Ana Sayfa YIL 16  SAYI 183  SAFER 1426 / MART 2005 E-Mail

MÜSLÜMANLARIN VAKIASI VE YAPILMASI GEREKEN ÇALIŞMA

1. Bölüm

C. SELÇUK

Bugün içerisinde yaşadığımız vakıa; ümmetin uzun tarihi boyunca başına gelenlerin en kötüsüdür. Öyle ki bu vakıa, Müminleri değişim için çalışmaya iter, muhlisleri kalkınmaya teşvik eder ve Şebâb’ı (gençleri) da bu uğurda kurban olmaya sevk eder. Bu nasıl olmasın ki, zira bu ümmetin varlığı parçalanmış, kuvveti kırılmış, bölgelere ayrılmış, iradesi selbedilmiş ve yöneticileri arasındaki ayrılık iyice şiddetlenmiştir. Sen onları bir sanırsın, halbuki onların kalpleri farklıdır. Eğer bir husus üzerinde ittifak ederlerse, ancak ihânet üzerinde ittifak ederler, ayrıldıkları zaman ise azgınlık, sapıklık yolunu tutarlar. Nerede olurlarsa olsunlar lanetlenmişler ve nerede bulunurlarsa bulunsunlar Allah korkusu yoktur onlarda. Bir gün dahi onların yönetimde durmaları helal değildir. Bu nedenle değişim için çalışmak her bir Müslüman üzerine farzdır. Aynı şekilde vakıadan etkilenmek için değil, vakıayı etkilemek için, yani edilgen olmak için değil etken olmak için nefsini hazırlaması da vaciptir. Vakıayı değiştirmek için çalışır ki, vakıa, doğru bir vakıa olsun. Bunu yaparken vakıaya alışan ve ona rağbet eden kimselerden, büyük bir direnişle karşılaşacağını belliğine koyması gerekir. Keza bu bozuk vakıayı icat eden kimselerden sadır olan zorluklara karşı, göğüs germeye de hazır olması gerekir. Çünkü bu kimseler, değişimi istemeyen kişilerdir. Bunlar, değişim için çalışan herkse ellerinde bulunan bütün vesilelerle karşı koymaya çalışırlar. Tıpkı genel de Arapların özel de Kureyş’in Resulullah (sav) ve ashabına karşı koydukları gibi.
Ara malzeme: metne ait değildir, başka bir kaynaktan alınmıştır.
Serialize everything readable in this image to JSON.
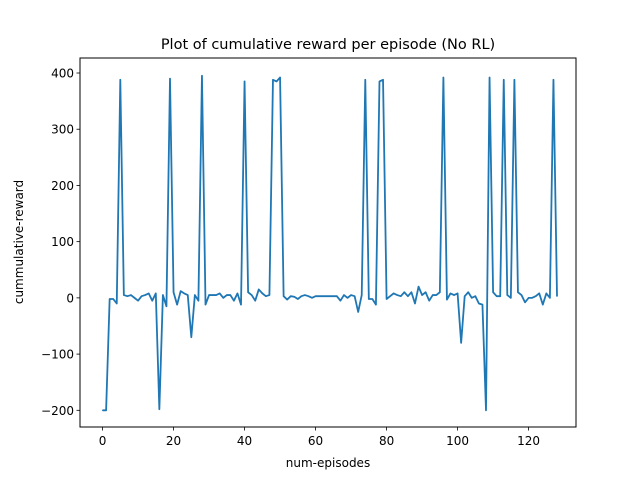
{
  "chart_data": {
    "type": "line",
    "title": "Plot of cumulative reward per episode (No RL)",
    "xlabel": "num-episodes",
    "ylabel": "cummulative-reward",
    "xlim": [
      -6.35,
      133.35
    ],
    "ylim": [
      -229.7,
      426.7
    ],
    "xticks": [
      0,
      20,
      40,
      60,
      80,
      100,
      120
    ],
    "yticks": [
      -200,
      -100,
      0,
      100,
      200,
      300,
      400
    ],
    "grid": false,
    "line_color": "#1f77b4",
    "series": [
      {
        "values": [
          -200,
          -200,
          -2,
          -2,
          -10,
          388,
          5,
          3,
          5,
          0,
          -5,
          3,
          5,
          8,
          -5,
          8,
          -198,
          5,
          -15,
          390,
          10,
          -12,
          12,
          8,
          5,
          -70,
          5,
          -5,
          395,
          -12,
          5,
          5,
          5,
          8,
          0,
          5,
          5,
          -5,
          8,
          -12,
          385,
          10,
          5,
          -5,
          15,
          8,
          3,
          5,
          388,
          385,
          392,
          3,
          -3,
          3,
          2,
          -2,
          3,
          5,
          3,
          0,
          3,
          3,
          3,
          3,
          3,
          3,
          3,
          -5,
          5,
          0,
          5,
          3,
          -25,
          5,
          388,
          -2,
          -2,
          -12,
          385,
          388,
          -2,
          3,
          8,
          5,
          3,
          10,
          3,
          10,
          -10,
          20,
          5,
          10,
          -5,
          5,
          5,
          10,
          392,
          -3,
          8,
          5,
          8,
          -80,
          3,
          10,
          0,
          3,
          -10,
          -12,
          -200,
          392,
          10,
          3,
          3,
          388,
          5,
          0,
          388,
          10,
          5,
          -8,
          0,
          0,
          3,
          8,
          -12,
          8,
          0,
          388,
          3
        ]
      }
    ]
  }
}
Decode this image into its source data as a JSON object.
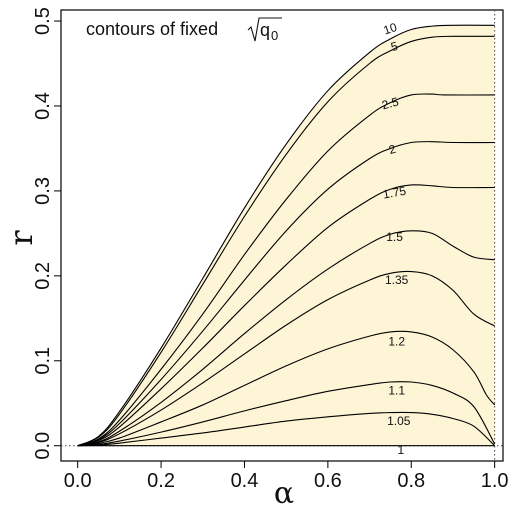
{
  "chart_data": {
    "type": "line",
    "title": "contours of fixed",
    "title_math": "q",
    "title_math_sub": "0",
    "xlabel": "α",
    "ylabel": "r",
    "xlim": [
      -0.04,
      1.02
    ],
    "ylim": [
      -0.018,
      0.513
    ],
    "x_ticks": [
      "0.0",
      "0.2",
      "0.4",
      "0.6",
      "0.8",
      "1.0"
    ],
    "y_ticks": [
      "0.0",
      "0.1",
      "0.2",
      "0.3",
      "0.4",
      "0.5"
    ],
    "fill_color": "#fdf5d6",
    "line_color": "#000000",
    "reference_lines": {
      "x": 1.0,
      "y": 0.0,
      "style": "dotted"
    },
    "series": [
      {
        "name": "10",
        "label": "10",
        "x": [
          0,
          0.05,
          0.1,
          0.2,
          0.3,
          0.4,
          0.5,
          0.6,
          0.7,
          0.75,
          0.8,
          0.85,
          0.9,
          1.0
        ],
        "y": [
          0,
          0.011,
          0.04,
          0.115,
          0.197,
          0.28,
          0.355,
          0.418,
          0.463,
          0.479,
          0.49,
          0.494,
          0.495,
          0.495
        ]
      },
      {
        "name": "5",
        "label": "5",
        "x": [
          0,
          0.05,
          0.1,
          0.2,
          0.3,
          0.4,
          0.5,
          0.6,
          0.7,
          0.75,
          0.8,
          0.85,
          0.9,
          1.0
        ],
        "y": [
          0,
          0.01,
          0.037,
          0.11,
          0.19,
          0.27,
          0.343,
          0.405,
          0.45,
          0.465,
          0.476,
          0.481,
          0.482,
          0.482
        ]
      },
      {
        "name": "2.5",
        "label": "2.5",
        "x": [
          0,
          0.05,
          0.1,
          0.2,
          0.3,
          0.4,
          0.5,
          0.6,
          0.7,
          0.75,
          0.8,
          0.85,
          0.88,
          1.0
        ],
        "y": [
          0,
          0.008,
          0.03,
          0.09,
          0.155,
          0.225,
          0.29,
          0.347,
          0.389,
          0.404,
          0.413,
          0.414,
          0.413,
          0.413
        ]
      },
      {
        "name": "2",
        "label": "2",
        "x": [
          0,
          0.05,
          0.1,
          0.2,
          0.3,
          0.4,
          0.5,
          0.6,
          0.7,
          0.75,
          0.8,
          0.85,
          0.9,
          1.0
        ],
        "y": [
          0,
          0.007,
          0.026,
          0.078,
          0.135,
          0.195,
          0.253,
          0.302,
          0.338,
          0.35,
          0.357,
          0.358,
          0.357,
          0.357
        ]
      },
      {
        "name": "1.75",
        "label": "1.75",
        "x": [
          0,
          0.05,
          0.1,
          0.2,
          0.3,
          0.4,
          0.5,
          0.6,
          0.7,
          0.75,
          0.8,
          0.85,
          0.9,
          1.0
        ],
        "y": [
          0,
          0.006,
          0.022,
          0.067,
          0.115,
          0.165,
          0.213,
          0.257,
          0.29,
          0.302,
          0.307,
          0.306,
          0.304,
          0.304
        ]
      },
      {
        "name": "1.5",
        "label": "1.5",
        "x": [
          0,
          0.05,
          0.1,
          0.2,
          0.3,
          0.4,
          0.5,
          0.6,
          0.7,
          0.75,
          0.8,
          0.85,
          0.9,
          0.95,
          1.0
        ],
        "y": [
          0,
          0.0045,
          0.017,
          0.051,
          0.09,
          0.132,
          0.172,
          0.208,
          0.238,
          0.249,
          0.253,
          0.25,
          0.235,
          0.222,
          0.219
        ]
      },
      {
        "name": "1.35",
        "label": "1.35",
        "x": [
          0,
          0.05,
          0.1,
          0.2,
          0.3,
          0.4,
          0.5,
          0.6,
          0.7,
          0.75,
          0.8,
          0.85,
          0.9,
          0.95,
          1.0
        ],
        "y": [
          0,
          0.0038,
          0.014,
          0.042,
          0.074,
          0.108,
          0.142,
          0.172,
          0.195,
          0.203,
          0.205,
          0.2,
          0.183,
          0.155,
          0.141
        ]
      },
      {
        "name": "1.2",
        "label": "1.2",
        "x": [
          0,
          0.05,
          0.1,
          0.2,
          0.3,
          0.4,
          0.5,
          0.6,
          0.7,
          0.75,
          0.8,
          0.85,
          0.9,
          0.95,
          0.98,
          1.0
        ],
        "y": [
          0,
          0.0026,
          0.009,
          0.028,
          0.048,
          0.071,
          0.094,
          0.114,
          0.129,
          0.134,
          0.134,
          0.128,
          0.113,
          0.087,
          0.06,
          0.048
        ]
      },
      {
        "name": "1.1",
        "label": "1.1",
        "x": [
          0,
          0.05,
          0.1,
          0.2,
          0.3,
          0.4,
          0.5,
          0.6,
          0.7,
          0.75,
          0.8,
          0.85,
          0.9,
          0.95,
          1.0
        ],
        "y": [
          0,
          0.0015,
          0.0055,
          0.016,
          0.028,
          0.041,
          0.053,
          0.064,
          0.072,
          0.075,
          0.075,
          0.071,
          0.062,
          0.046,
          0.002
        ]
      },
      {
        "name": "1.05",
        "label": "1.05",
        "x": [
          0,
          0.05,
          0.1,
          0.2,
          0.3,
          0.4,
          0.5,
          0.6,
          0.7,
          0.75,
          0.8,
          0.85,
          0.9,
          0.95,
          1.0
        ],
        "y": [
          0,
          0.0008,
          0.003,
          0.009,
          0.015,
          0.022,
          0.029,
          0.034,
          0.038,
          0.039,
          0.039,
          0.037,
          0.032,
          0.023,
          0.0
        ]
      },
      {
        "name": "1",
        "label": "1",
        "x": [
          0,
          1.0
        ],
        "y": [
          0,
          0
        ]
      }
    ],
    "label_positions": [
      {
        "series": "10",
        "x": 0.75,
        "y": 0.49,
        "angle": -18
      },
      {
        "series": "5",
        "x": 0.76,
        "y": 0.469,
        "angle": -15
      },
      {
        "series": "2.5",
        "x": 0.75,
        "y": 0.402,
        "angle": -15
      },
      {
        "series": "2",
        "x": 0.755,
        "y": 0.348,
        "angle": -15
      },
      {
        "series": "1.75",
        "x": 0.76,
        "y": 0.297,
        "angle": -10
      },
      {
        "series": "1.5",
        "x": 0.76,
        "y": 0.245,
        "angle": 0
      },
      {
        "series": "1.35",
        "x": 0.765,
        "y": 0.194,
        "angle": 0
      },
      {
        "series": "1.2",
        "x": 0.765,
        "y": 0.122,
        "angle": 0
      },
      {
        "series": "1.1",
        "x": 0.765,
        "y": 0.064,
        "angle": 0
      },
      {
        "series": "1.05",
        "x": 0.77,
        "y": 0.028,
        "angle": 0
      },
      {
        "series": "1",
        "x": 0.775,
        "y": -0.006,
        "angle": 0
      }
    ]
  }
}
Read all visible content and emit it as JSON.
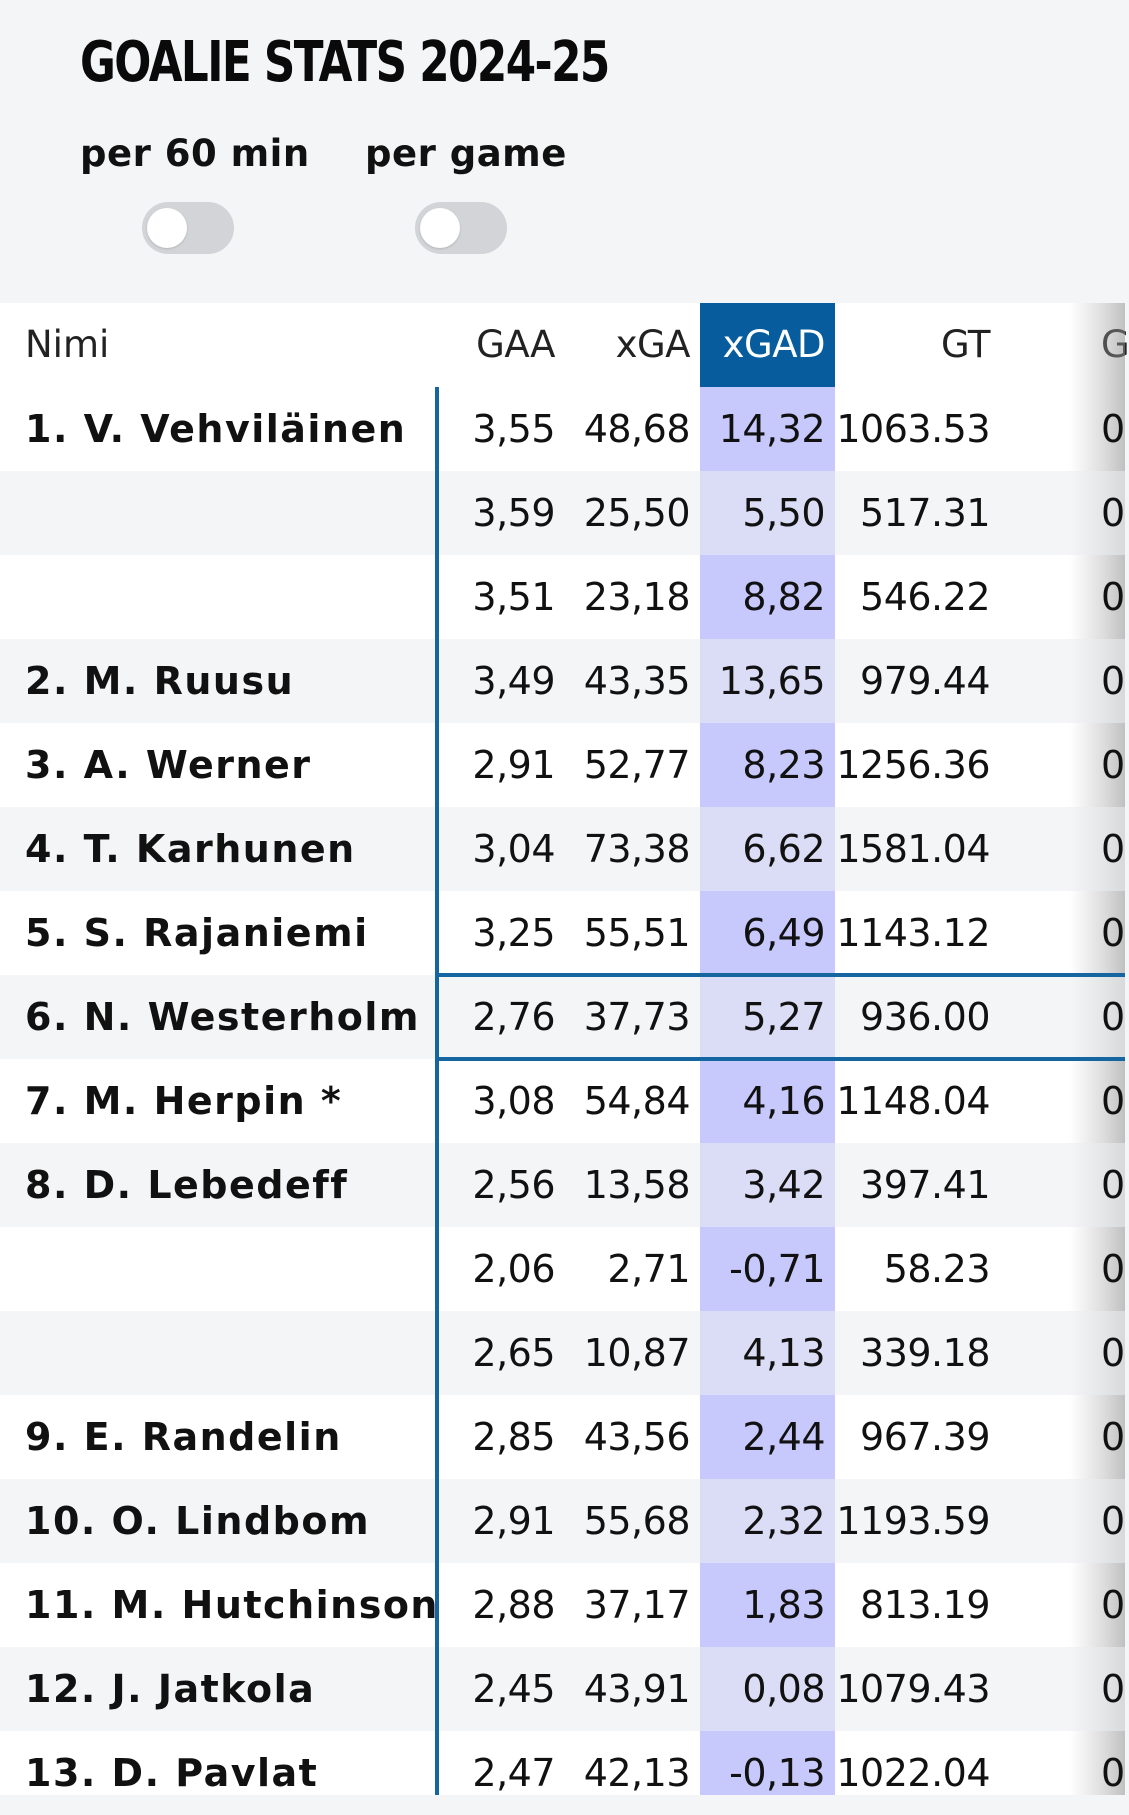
{
  "title": "GOALIE STATS 2024-25",
  "toggles": [
    {
      "label": "per 60 min",
      "on": false
    },
    {
      "label": "per game",
      "on": false
    }
  ],
  "colors": {
    "accent": "#065c9c",
    "highlight_column": "#c7c8fb",
    "divider": "#1565a0"
  },
  "table": {
    "headers": {
      "name": "Nimi",
      "gaa": "GAA",
      "xga": "xGA",
      "xgad": "xGAD",
      "gt": "GT",
      "g": "G"
    },
    "sorted_column": "xGAD",
    "rows": [
      {
        "name": "1.  V. Vehviläinen",
        "gaa": "3,55",
        "xga": "48,68",
        "xgad": "14,32",
        "gt": "1063.53",
        "g": "0"
      },
      {
        "name": "",
        "gaa": "3,59",
        "xga": "25,50",
        "xgad": "5,50",
        "gt": "517.31",
        "g": "0"
      },
      {
        "name": "",
        "gaa": "3,51",
        "xga": "23,18",
        "xgad": "8,82",
        "gt": "546.22",
        "g": "0"
      },
      {
        "name": "2.  M. Ruusu",
        "gaa": "3,49",
        "xga": "43,35",
        "xgad": "13,65",
        "gt": "979.44",
        "g": "0"
      },
      {
        "name": "3.  A. Werner",
        "gaa": "2,91",
        "xga": "52,77",
        "xgad": "8,23",
        "gt": "1256.36",
        "g": "0"
      },
      {
        "name": "4.  T. Karhunen",
        "gaa": "3,04",
        "xga": "73,38",
        "xgad": "6,62",
        "gt": "1581.04",
        "g": "0"
      },
      {
        "name": "5.  S. Rajaniemi",
        "gaa": "3,25",
        "xga": "55,51",
        "xgad": "6,49",
        "gt": "1143.12",
        "g": "0"
      },
      {
        "name": "6.  N. Westerholm",
        "gaa": "2,76",
        "xga": "37,73",
        "xgad": "5,27",
        "gt": "936.00",
        "g": "0"
      },
      {
        "name": "7.  M. Herpin *",
        "gaa": "3,08",
        "xga": "54,84",
        "xgad": "4,16",
        "gt": "1148.04",
        "g": "0"
      },
      {
        "name": "8.  D. Lebedeff",
        "gaa": "2,56",
        "xga": "13,58",
        "xgad": "3,42",
        "gt": "397.41",
        "g": "0"
      },
      {
        "name": "",
        "gaa": "2,06",
        "xga": "2,71",
        "xgad": "-0,71",
        "gt": "58.23",
        "g": "0"
      },
      {
        "name": "",
        "gaa": "2,65",
        "xga": "10,87",
        "xgad": "4,13",
        "gt": "339.18",
        "g": "0"
      },
      {
        "name": "9.  E. Randelin",
        "gaa": "2,85",
        "xga": "43,56",
        "xgad": "2,44",
        "gt": "967.39",
        "g": "0"
      },
      {
        "name": "10.  O. Lindbom",
        "gaa": "2,91",
        "xga": "55,68",
        "xgad": "2,32",
        "gt": "1193.59",
        "g": "0"
      },
      {
        "name": "11.  M. Hutchinson",
        "gaa": "2,88",
        "xga": "37,17",
        "xgad": "1,83",
        "gt": "813.19",
        "g": "0"
      },
      {
        "name": "12.  J. Jatkola",
        "gaa": "2,45",
        "xga": "43,91",
        "xgad": "0,08",
        "gt": "1079.43",
        "g": "0"
      },
      {
        "name": "13.  D. Pavlat",
        "gaa": "2,47",
        "xga": "42,13",
        "xgad": "-0,13",
        "gt": "1022.04",
        "g": "0"
      }
    ]
  }
}
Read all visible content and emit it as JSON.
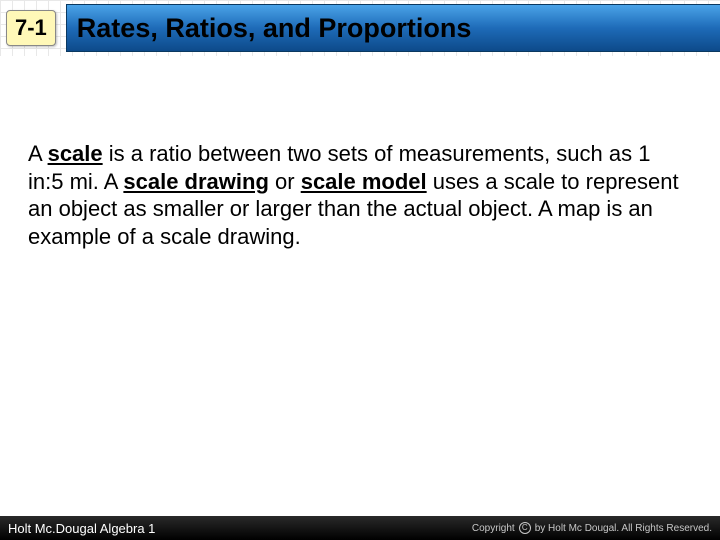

Vakıaya etkilemeyen, bilakis ondan etkilenen kimselere gelince; bozuk vakıayı muhafaza etmeye çalışanlar, onlar fiilen vakıayı değiştirmek isteseler de onlara fazla tenezzül etmezler. Zira bozuk konumlarını muhafaza etmeye çalışanlar, içerisinde yaşadıkları vakıanın değişiminin hangi amellerle mümkün olduğunu onlardan daha iyi bilirler. Resulullah (sav) bugün içerisinde yaşadığımız bu vakıayı haber vererek şöyle buyurmuştur:

“Muhakkak ki, dininiz ilk önce nübüvvet ve rahmet olacaktır. Allah’ın dilediği kadar olacak, sonra Allah azze ve celle onu kaldıracaktır. Sonra ısırıcı Meliklik olacaktır. Allah’ın dilediği kadar olacak, sonra Allah azze ve celle onu kaldıracaktır. Sonra zorlayıcı Meliklik olacaktır. Allah’ın dilediği kadar olacak, sonra Allah azze ve celle onu kaldıracaktır. Sonra Nübevvet metodu üzerine Hilâfet olacak, Nebî’nin sünnetine göre insanlara hükmedecek ve İslam yeryüzüne ağırlığını koyacaktır. Semânın ve yeryüzünün sâkinleri ondan razı olacaklar. Semâ indirmedik hiç bir damlasını, yeryüzü de çıkarmadık hiç bir hayrât ve nebâtını bırakmayacaktır.”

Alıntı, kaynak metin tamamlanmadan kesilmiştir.